Aspek selanjutnya yaitu palemahan. Palemahan berasal dari kata "lemah", yang berarti tanah/pekarangan rumah/wilayah pemukiman. Secara umum palemahan ini merupakan salah satu aspek dalam THK yang berhubungan dengan lingkungan fisik. Terkait lingkungan desa/kelurahan terdapat banyak faktor yang perlu diperhatikan dalam implementasi aspek palemahan tersebut. Pemerintah, kalangan dunia usaha, dan masyarakat semestinya mempunyai komitmen yang jelas dalam menjaga dan meningkatkan kualitas lingkungan. Komitmen bersama ini perlu dijabarkan dalam rencana rencana aksi yang kemudian dilaksanakan secara nyata.
Implementasi konsep THK dalam pengembangan Ekowisata di daerah Kubu sangat ditentukan oleh cara penanganan ketiga aspek yang terkandung dalam THK, mulai dari aspek parahyangan, pawongan, dan pelemahan. Ketiga aspek ini jika diimplementasikan dalam pengembangan Ekowisata, akan menjadikan daerah Kubu tidak hanya terkenal dengan konservasi tanaman lontar, tetapi juga keharmonisan masyarakatnya dalam menjaga nilai luhur, dan budaya setempat. Sehingga daerah ini menjadi kawasan Ekowisata yang mempunyai daya tarik tersendiri bagi wisatawan.
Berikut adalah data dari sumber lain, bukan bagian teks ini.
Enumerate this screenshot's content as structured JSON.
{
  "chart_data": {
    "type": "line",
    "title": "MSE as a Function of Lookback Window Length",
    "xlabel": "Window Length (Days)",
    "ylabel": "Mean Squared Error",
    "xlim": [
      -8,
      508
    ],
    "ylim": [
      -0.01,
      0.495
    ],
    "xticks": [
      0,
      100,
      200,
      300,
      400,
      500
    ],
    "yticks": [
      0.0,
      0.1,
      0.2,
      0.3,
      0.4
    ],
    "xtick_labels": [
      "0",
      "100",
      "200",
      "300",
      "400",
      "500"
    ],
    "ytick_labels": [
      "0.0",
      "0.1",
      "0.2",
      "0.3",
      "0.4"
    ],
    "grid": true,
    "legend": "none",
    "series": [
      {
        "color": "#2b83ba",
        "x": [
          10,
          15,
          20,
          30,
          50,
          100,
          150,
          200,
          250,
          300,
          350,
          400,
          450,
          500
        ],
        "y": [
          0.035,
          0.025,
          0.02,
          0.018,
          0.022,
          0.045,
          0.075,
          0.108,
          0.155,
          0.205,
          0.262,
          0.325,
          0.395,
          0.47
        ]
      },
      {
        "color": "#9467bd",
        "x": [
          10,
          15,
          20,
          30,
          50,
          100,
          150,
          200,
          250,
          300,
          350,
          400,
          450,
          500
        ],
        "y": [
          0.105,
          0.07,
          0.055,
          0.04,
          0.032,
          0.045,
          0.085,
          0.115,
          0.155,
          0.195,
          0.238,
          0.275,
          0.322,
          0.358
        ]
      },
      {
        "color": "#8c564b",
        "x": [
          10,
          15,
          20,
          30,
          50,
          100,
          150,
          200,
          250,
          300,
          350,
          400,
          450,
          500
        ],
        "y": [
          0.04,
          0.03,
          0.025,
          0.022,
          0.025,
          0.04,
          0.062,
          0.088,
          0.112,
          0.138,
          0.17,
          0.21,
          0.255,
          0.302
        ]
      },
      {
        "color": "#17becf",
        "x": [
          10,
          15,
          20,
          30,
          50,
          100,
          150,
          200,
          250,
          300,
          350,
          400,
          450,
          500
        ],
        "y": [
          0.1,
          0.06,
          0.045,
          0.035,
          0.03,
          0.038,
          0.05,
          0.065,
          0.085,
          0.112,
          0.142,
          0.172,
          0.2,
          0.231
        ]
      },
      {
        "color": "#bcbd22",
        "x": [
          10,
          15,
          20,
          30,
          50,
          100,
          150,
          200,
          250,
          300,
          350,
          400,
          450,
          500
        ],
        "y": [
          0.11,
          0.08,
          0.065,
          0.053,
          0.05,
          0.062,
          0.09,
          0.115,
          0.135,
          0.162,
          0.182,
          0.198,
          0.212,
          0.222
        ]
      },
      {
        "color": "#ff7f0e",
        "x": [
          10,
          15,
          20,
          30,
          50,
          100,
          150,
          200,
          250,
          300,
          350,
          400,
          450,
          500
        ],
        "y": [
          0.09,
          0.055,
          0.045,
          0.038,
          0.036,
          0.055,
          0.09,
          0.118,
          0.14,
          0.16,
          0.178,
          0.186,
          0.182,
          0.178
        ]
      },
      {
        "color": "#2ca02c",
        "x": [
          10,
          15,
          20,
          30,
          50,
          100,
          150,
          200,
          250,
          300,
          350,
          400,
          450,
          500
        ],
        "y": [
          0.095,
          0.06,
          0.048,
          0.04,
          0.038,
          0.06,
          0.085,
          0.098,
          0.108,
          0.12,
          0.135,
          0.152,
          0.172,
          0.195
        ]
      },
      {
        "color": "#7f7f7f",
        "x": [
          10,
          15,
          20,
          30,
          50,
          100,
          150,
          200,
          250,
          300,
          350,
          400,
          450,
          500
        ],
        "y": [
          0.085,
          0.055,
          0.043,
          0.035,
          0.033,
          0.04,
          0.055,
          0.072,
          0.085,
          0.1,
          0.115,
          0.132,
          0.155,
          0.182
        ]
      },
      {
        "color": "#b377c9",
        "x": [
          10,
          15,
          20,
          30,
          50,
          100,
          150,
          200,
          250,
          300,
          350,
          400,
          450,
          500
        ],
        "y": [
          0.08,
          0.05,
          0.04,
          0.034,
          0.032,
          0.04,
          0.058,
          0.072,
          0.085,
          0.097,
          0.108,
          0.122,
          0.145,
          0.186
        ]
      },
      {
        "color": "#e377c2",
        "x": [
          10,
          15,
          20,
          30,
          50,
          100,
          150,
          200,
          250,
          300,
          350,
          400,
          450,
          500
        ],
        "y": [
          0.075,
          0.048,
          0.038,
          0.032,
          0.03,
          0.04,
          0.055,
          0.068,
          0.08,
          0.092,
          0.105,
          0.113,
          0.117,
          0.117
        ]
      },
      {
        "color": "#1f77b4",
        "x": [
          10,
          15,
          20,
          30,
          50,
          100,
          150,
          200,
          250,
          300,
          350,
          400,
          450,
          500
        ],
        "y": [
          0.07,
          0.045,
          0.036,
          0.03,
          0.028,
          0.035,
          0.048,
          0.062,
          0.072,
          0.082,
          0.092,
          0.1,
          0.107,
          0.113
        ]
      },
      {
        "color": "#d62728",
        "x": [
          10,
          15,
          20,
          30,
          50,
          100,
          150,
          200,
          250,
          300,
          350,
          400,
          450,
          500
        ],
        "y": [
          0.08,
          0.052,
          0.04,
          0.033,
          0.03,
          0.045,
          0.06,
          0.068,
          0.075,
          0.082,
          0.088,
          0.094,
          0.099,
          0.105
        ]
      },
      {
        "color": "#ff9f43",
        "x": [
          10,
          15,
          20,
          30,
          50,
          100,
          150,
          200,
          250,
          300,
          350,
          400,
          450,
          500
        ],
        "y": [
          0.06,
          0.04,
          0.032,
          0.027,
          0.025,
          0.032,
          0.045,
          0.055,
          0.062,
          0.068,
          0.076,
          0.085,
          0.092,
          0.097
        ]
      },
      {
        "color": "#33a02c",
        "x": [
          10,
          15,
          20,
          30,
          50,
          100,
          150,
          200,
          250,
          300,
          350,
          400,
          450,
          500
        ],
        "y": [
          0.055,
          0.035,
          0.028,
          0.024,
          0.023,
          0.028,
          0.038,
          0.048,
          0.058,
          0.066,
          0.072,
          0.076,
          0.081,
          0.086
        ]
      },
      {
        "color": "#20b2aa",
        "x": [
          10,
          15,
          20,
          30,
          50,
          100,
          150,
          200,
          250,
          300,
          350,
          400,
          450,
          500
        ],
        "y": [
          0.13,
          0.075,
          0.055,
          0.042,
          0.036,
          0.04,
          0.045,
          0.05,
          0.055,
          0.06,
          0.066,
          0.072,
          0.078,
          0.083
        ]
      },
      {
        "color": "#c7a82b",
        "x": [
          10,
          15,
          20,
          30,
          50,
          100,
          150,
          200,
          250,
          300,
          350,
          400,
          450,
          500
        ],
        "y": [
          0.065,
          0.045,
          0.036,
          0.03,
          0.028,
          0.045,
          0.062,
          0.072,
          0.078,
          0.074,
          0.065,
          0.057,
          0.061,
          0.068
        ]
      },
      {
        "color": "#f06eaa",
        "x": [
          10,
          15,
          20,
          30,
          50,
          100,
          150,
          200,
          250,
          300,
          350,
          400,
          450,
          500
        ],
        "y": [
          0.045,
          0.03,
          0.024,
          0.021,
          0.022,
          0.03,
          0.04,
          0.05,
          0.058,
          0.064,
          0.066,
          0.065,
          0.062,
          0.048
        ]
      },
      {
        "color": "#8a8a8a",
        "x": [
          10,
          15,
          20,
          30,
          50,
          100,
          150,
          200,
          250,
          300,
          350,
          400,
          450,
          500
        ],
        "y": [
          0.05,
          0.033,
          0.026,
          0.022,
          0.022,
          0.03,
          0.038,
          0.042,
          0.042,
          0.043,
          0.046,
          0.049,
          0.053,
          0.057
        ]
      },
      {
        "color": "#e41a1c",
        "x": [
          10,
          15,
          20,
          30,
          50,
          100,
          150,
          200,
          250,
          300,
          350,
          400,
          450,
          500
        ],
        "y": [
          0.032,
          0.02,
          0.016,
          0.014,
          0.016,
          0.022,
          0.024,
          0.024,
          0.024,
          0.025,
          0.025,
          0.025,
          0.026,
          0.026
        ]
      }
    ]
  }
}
Adapun implementasi ketiga aspek THK dalam pengembangan Ekowisata di daerah Kubu adalah :
1.      Parahyangan.
Aspek Parahyangan merupakan salah satu aspek penting dalam THK. Aspek ini menyangkut keyakinan dalam beragama masyarakat Bali pada umumnya. Dimana seperti yang telah dijelaskan sebelumnya, Parahyangan merupakan menjalin hubungan yang harmonis dengan Tuhan Yang Maha Esa. Implementasinya dapat kita lihat dari masyarakat Kubu dan masyarakat Bali pada umumnya, yang mengenal upacara Tumpek Ngatag. Upacara ini mengandung makna bahwa masyarakat setempat memperingati hari tumbuhan, sebagai rasa syukur kepada Tuhan Yang Maha Esa. Upacara ini bisa memiliki multifungsi dalam pengembangan Ekowisata. Karena selain sebagai tradisi penghormatan kepada Tuhan, upacara ini bisa dijadikan penarik wisatawan untuk berkunjung ke daerah Kubu. Upacara ini juga merupakan bentuk aplikasi nilai spiritual ke dalam pelestarian lingkungan.
2.      Pawongan.
Aspek Pawongan dalam dalam konsep THK berarti hubungan  harmonis antar sesama manusia, dimana aspek ini terkandung nilai sosial yang mengharuskan masyarakat setempat untuk saling menghargai, saling menolong, dan saling menghormati. Dalam kaitannya dengan dunia Ekowisata, pengejewantahan aspek pawongan dalam pengelolaan pariwisata memposisikan pranata-pranata sosial masyarakat lokal sebagai acuan bagi pola-pola hubungan baik antarsesama pelaku pariwisata maupun antara pelaku pariwisata dengan lingkungan sosial setempat. Hal ini tidak saja berimplikasi kepada terciptanya hubungan yang harmonis antarsesama manusia sebagai makhluk sosial, tetapi sekaligus juga merupakan revitalisasi terhadap tatanan sosial masyarakat setempat. Aspek ini penting untuk ditumbuh kembangkan karena keterbukaan, keramahan, dan kesosialan masyarakat daerah Kubu, merupakan modal utama sebagai daya tarik pengunjung untuk datang menikmati kawasan Ekowisata yang berbasis tanaman lontar.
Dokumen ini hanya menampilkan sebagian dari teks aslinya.